HBO’s “Succession” walloped me this week.
If you watch the show, you know it’s consistently great. If you tuned in on Sunday, you caught one of its all-time best lines.1
But if you saw “Connor’s Wedding” — and please rectify that if you haven’t — you know that the episode turns on Logan’s abrupt death.
Even a few days later, I feel haunted by it.
The Roy family might as well be aliens in human suits. They are cruel, broken people; they do reprehensible things; they enjoy lifestyles we can’t fathom.
But as Kendall, Shiv and Roman reacted to their father’s death, they experienced something that cuts across class and country — the kind of loss that no amount of money is ever going to prevent. And the show did the best job I’ve ever seen on TV at making those moments real.
The shock that staggers you. The out-of-body experience of watching everyone else move forward, even as your world has stopped. The regrets about what was not said — or worse, what was.
If you’ve also lived those moments — if you know that surreal, sudden pain — I’m sorry.
Judging by how this episode landed, how my own friends and family were raving or weeping, there are too many people who saw glimpses of their own lives on screen.

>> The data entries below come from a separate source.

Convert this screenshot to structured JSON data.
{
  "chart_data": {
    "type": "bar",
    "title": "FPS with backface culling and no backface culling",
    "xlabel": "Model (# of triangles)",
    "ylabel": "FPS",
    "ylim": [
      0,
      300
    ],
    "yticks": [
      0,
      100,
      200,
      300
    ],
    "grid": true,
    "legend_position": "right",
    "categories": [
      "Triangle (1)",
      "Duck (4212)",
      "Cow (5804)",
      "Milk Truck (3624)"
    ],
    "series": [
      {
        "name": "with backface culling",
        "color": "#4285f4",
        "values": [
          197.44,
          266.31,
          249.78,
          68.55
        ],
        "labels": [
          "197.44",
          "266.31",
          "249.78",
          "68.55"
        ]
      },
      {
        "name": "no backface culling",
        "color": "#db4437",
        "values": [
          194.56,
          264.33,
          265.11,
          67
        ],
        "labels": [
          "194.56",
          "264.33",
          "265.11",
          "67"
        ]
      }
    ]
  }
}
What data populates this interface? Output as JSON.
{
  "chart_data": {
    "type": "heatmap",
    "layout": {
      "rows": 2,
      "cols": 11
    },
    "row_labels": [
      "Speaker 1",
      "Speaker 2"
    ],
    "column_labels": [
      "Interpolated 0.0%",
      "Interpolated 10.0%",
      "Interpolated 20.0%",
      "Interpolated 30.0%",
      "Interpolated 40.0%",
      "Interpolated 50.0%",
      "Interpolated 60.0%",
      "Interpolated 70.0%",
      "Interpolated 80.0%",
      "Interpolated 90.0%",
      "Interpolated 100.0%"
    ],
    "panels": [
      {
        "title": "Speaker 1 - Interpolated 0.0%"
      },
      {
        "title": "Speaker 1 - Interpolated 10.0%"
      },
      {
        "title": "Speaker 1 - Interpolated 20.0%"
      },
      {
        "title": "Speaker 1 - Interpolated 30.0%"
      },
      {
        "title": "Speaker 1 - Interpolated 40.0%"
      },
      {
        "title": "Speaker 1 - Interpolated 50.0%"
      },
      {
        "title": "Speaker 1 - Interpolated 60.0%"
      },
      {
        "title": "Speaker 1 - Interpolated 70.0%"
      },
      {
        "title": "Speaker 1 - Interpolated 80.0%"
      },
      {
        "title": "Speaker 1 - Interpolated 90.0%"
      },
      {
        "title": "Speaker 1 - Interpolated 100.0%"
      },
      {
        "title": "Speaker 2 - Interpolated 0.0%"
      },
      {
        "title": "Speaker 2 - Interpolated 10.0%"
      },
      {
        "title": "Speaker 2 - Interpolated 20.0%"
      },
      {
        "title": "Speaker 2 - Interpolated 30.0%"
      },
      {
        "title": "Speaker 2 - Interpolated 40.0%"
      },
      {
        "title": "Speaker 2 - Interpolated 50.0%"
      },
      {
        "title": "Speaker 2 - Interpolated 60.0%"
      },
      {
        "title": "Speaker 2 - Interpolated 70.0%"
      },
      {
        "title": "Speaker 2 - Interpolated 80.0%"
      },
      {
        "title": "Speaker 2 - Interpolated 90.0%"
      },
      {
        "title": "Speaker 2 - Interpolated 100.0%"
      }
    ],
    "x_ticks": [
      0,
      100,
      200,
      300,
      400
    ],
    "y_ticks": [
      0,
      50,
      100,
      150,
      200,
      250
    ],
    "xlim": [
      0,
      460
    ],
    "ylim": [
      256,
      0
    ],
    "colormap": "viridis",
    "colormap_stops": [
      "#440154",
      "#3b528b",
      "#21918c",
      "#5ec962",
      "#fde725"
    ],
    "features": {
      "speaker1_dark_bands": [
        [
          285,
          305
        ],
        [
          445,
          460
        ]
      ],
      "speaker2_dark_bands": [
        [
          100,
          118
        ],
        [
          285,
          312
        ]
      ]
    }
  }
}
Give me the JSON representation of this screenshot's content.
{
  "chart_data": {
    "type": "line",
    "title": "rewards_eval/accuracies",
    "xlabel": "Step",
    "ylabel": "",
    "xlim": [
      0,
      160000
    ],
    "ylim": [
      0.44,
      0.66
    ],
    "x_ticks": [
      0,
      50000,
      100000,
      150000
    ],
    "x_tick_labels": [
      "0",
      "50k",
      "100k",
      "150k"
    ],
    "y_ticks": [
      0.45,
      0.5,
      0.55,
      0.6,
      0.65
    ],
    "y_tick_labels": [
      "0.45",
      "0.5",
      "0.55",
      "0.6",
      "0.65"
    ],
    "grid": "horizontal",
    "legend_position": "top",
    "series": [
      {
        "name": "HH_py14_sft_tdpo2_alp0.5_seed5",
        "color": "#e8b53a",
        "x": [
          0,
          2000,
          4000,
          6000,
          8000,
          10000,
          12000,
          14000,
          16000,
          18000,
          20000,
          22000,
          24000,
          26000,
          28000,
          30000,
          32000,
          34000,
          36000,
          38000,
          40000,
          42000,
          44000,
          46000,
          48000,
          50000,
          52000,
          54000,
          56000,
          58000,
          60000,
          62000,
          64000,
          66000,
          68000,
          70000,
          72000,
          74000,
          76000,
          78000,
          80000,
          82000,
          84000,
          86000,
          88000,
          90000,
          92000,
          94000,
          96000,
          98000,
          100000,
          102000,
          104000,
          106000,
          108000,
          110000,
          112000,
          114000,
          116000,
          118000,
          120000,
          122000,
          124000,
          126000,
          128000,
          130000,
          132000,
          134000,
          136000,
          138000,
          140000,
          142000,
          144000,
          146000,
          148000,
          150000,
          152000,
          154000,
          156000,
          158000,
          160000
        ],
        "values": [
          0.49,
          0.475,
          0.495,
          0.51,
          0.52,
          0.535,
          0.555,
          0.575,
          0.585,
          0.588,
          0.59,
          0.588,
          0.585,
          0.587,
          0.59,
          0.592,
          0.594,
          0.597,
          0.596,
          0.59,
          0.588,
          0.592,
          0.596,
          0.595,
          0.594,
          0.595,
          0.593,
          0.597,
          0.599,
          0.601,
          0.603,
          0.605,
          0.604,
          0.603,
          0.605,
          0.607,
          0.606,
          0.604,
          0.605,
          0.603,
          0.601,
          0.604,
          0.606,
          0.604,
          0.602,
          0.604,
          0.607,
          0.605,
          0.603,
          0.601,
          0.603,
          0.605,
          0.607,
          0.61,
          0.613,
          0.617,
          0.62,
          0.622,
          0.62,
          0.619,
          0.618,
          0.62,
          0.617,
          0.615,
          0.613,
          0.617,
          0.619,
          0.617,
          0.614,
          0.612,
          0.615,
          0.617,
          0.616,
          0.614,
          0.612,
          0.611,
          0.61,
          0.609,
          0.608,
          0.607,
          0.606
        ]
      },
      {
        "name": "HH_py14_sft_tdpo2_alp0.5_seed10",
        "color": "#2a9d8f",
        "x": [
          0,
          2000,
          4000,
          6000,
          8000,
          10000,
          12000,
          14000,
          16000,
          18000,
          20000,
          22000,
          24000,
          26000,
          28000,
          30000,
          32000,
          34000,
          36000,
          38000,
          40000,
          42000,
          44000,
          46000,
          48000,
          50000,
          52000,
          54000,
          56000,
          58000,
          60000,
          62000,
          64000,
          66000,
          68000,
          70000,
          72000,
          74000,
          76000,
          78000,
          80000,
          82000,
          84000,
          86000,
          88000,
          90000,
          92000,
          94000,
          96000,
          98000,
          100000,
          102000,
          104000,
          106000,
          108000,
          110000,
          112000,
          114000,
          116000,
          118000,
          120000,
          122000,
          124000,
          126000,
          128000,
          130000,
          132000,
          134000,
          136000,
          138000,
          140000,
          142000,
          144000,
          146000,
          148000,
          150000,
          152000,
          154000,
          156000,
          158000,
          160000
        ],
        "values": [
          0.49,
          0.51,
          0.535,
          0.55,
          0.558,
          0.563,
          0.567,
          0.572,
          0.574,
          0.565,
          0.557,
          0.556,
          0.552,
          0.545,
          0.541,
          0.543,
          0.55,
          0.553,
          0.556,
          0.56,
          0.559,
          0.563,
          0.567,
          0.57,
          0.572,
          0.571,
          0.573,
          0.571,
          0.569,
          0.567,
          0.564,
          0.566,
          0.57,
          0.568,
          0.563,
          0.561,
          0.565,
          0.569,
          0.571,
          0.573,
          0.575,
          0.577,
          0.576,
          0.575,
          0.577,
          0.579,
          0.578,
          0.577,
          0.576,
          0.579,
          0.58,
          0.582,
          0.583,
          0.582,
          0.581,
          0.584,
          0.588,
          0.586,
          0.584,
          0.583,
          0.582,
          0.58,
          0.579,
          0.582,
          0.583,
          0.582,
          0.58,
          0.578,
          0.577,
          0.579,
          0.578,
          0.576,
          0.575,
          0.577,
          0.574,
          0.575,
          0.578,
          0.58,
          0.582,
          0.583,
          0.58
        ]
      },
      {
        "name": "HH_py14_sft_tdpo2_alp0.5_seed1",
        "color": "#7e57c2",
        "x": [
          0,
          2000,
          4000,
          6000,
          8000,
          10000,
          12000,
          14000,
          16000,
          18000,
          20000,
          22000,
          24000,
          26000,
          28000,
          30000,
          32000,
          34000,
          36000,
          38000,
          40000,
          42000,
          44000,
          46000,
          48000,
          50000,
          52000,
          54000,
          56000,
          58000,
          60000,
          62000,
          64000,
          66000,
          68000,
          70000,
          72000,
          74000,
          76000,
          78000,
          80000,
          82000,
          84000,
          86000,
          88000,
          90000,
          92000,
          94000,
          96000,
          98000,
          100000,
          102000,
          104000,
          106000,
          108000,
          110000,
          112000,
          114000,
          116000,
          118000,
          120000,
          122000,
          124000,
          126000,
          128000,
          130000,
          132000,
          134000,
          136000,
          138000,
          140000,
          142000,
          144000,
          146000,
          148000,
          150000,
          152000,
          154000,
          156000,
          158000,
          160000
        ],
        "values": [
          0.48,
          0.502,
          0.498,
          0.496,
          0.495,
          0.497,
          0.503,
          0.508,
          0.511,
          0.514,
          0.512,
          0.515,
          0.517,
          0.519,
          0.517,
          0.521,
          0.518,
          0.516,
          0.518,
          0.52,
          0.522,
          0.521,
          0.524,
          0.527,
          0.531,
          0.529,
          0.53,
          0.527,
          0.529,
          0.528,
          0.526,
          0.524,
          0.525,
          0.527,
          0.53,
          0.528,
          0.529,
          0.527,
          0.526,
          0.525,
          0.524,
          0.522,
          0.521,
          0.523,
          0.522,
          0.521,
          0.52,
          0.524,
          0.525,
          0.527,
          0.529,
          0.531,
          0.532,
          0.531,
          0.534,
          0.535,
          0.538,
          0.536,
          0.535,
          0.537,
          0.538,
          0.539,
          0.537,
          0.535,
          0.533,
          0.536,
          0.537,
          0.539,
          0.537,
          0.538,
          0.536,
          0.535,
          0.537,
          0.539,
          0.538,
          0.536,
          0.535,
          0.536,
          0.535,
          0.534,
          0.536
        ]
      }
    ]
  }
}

One more thought. There is no deathbed speech promised to any of us. The show got that right, too.
If you follow this Substack, you know my wife and I are reveling in a new life that brightens our family’s days. If you read my work at The Washington Post, you know that I’m still covering the deaths linked to covid, even as they’re often shrugged off as part of our new normal.2
It’s hard not to be thinking about the mysteries of the human condition these days, and how fragile everything really is.
“Succession” is just a TV show. The Roys aren’t real. But for an hour on Sunday, and like all great art, the people behind the canvas tapped into something very tender and painfully true. I’m grateful that they brought us along.
Who said it? Who else but Kendall. It was all in the timing and delivery.
“More than 1.1 million Americans have died of covid-19 since the pandemic began, including more than 250,000 in 2022, according to the Centers for Disease Control and Prevention. While the number of serious cases and deaths have receded, at least 35,000 Americans have died this year, and some projections suggest that the coronavirus could surge again this fall and winter.” From Monday’s story.